Despite riding alongside some of the world’s brightest talents, Marini kept to himself. It was only once he established himself at VR46, and Rossi’s famed ranch, where the legend would train on dirt-track bikes alongside his contemporaries and academy riders alike, that he began to blossom on the bike.

“When I was really young, I didn’t understand this very well,” Marini said. “I was really shy and it was just, ‘Okay, let’s ride my bike on my own, on my lines, don’t bother anybody, just stay on my own.’ But growing up, I started to understand a little bit better, especially at the ranch.

“It was a great opportunity for me to see up close riders who were stronger than me in that moment, to try to improve myself, watching them, sneaking some hidden secrets from them. It was important for my growth. I was lucky, like the other riders of the VR46 Academy, because we shared very important knowledge, taking a lot of experience from Vale or Marco Simoncelli or other riders who were training with us.”

Marini has a lifetime’s worth of education from arguably the best the sport has ever seen.
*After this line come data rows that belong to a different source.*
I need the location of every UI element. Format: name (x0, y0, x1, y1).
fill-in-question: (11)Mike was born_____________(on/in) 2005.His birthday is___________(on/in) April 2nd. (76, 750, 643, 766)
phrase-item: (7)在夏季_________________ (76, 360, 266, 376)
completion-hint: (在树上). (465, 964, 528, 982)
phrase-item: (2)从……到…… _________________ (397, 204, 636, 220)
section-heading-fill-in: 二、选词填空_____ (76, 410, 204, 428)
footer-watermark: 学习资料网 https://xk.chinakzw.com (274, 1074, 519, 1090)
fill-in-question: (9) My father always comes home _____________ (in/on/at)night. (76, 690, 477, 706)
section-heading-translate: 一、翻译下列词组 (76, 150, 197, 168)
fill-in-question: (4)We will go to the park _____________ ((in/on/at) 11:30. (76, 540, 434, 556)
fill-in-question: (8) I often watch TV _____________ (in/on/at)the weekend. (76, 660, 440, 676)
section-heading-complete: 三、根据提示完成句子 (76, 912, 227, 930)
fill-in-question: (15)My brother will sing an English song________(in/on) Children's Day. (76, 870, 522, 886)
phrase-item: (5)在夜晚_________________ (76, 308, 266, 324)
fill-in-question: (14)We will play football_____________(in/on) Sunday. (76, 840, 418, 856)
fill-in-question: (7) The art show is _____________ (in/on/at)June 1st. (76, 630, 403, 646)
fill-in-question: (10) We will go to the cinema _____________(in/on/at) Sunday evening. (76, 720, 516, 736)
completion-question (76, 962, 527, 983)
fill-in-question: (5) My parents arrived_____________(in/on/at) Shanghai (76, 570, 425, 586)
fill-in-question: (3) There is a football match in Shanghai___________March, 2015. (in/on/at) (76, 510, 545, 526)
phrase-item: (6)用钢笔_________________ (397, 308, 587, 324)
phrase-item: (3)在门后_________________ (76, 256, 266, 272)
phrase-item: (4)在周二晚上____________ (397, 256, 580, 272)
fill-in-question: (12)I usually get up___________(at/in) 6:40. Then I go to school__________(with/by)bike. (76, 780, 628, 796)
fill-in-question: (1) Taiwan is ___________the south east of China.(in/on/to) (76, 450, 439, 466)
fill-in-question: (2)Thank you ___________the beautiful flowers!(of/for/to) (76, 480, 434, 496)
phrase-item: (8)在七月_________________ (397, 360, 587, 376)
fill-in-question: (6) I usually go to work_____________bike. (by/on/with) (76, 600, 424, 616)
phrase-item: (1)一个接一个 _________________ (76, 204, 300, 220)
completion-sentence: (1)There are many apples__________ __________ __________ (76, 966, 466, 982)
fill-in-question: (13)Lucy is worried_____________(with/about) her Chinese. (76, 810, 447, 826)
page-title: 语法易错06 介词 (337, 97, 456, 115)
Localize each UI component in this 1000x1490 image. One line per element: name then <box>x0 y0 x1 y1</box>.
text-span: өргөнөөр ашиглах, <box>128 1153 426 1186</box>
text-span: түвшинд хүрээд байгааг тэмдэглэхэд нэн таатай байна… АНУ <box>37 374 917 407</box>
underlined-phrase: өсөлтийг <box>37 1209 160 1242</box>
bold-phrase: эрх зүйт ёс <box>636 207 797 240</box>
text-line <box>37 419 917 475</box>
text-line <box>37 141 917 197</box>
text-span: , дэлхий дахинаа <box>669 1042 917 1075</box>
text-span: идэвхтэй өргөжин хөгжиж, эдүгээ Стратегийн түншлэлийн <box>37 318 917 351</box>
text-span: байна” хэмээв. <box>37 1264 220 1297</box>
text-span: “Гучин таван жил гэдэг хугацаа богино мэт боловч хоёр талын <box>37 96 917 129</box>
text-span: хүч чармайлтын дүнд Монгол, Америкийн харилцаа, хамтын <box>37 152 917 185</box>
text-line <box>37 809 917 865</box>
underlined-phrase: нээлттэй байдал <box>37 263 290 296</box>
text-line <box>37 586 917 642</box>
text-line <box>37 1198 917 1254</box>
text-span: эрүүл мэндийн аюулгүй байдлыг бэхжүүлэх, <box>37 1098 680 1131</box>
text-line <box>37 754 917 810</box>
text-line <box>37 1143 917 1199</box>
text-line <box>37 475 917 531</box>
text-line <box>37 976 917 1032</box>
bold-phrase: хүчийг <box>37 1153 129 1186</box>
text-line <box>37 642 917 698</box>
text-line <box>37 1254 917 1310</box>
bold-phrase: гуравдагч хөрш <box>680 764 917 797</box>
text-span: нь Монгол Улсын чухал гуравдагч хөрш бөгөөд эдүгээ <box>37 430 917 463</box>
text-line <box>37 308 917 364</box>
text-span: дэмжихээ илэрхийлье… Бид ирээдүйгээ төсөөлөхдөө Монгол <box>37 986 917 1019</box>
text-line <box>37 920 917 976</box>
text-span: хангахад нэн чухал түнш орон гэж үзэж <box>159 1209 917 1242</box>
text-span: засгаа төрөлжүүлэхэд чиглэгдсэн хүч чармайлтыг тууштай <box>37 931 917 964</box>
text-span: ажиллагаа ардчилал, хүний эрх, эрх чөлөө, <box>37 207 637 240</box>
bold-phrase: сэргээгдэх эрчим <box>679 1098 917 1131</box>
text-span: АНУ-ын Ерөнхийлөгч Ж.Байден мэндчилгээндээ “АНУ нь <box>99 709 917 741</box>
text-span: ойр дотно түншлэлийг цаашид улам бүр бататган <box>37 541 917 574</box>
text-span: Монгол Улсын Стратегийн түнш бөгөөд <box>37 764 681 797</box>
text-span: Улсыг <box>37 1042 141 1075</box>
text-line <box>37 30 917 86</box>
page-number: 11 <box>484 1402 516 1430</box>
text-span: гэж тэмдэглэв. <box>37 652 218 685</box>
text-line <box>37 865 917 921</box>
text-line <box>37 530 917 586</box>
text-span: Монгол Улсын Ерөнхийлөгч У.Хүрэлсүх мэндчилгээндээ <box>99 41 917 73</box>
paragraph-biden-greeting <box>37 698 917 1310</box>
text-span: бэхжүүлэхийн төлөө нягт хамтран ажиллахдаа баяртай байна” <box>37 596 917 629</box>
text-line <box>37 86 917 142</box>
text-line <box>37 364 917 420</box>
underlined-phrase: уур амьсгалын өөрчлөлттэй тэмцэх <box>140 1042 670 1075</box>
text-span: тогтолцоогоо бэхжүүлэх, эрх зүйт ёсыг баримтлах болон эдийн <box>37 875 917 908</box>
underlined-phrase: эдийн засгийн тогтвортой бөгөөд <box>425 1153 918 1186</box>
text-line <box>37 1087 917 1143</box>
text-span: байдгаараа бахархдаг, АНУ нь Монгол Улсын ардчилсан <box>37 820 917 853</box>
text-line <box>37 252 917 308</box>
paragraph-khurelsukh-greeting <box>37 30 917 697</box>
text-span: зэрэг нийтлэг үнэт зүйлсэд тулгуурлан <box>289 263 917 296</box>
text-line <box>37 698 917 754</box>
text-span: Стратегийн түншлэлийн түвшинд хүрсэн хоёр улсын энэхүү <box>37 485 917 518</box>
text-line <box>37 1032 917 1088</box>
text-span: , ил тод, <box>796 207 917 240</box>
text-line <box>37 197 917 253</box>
Salucci has witnessed it, little brother soaking up every lesson from his elder like a sponge.

“When I look at Luca working with the mechanics and the engineers, I see the face of Vale: same questions, always wanting everything to be perfect, working for 10 hours inside the [pit] box,” Salucci said. “Luca has watched Vale for many, many years, he’s learned from Vale, and he is a very clever guy.”

And the 25-year-old Marini is only getting better.

In his debut season in MotoGP, his best finish was fifth. Last year, his second in the class, he recorded a pair of fourth-place finishes. He set the fastest time at two of this past winter’s three preseason tests. He finished third in the Saturday Sprint race in this season’s second round at Argentina, and followed that up with a second-place finish at the Circuit of the Americas in Austin earlier this month.

“I’m surprised every time I look at the time sheets and see my name on top, or quite high in the classification of a practice or a race in MotoGP,” Marini said. “It’s just incredible.”

He should get used to it. The kid brother of motorcycle grand prix racing’s GOAT is beginning to make a name for himself.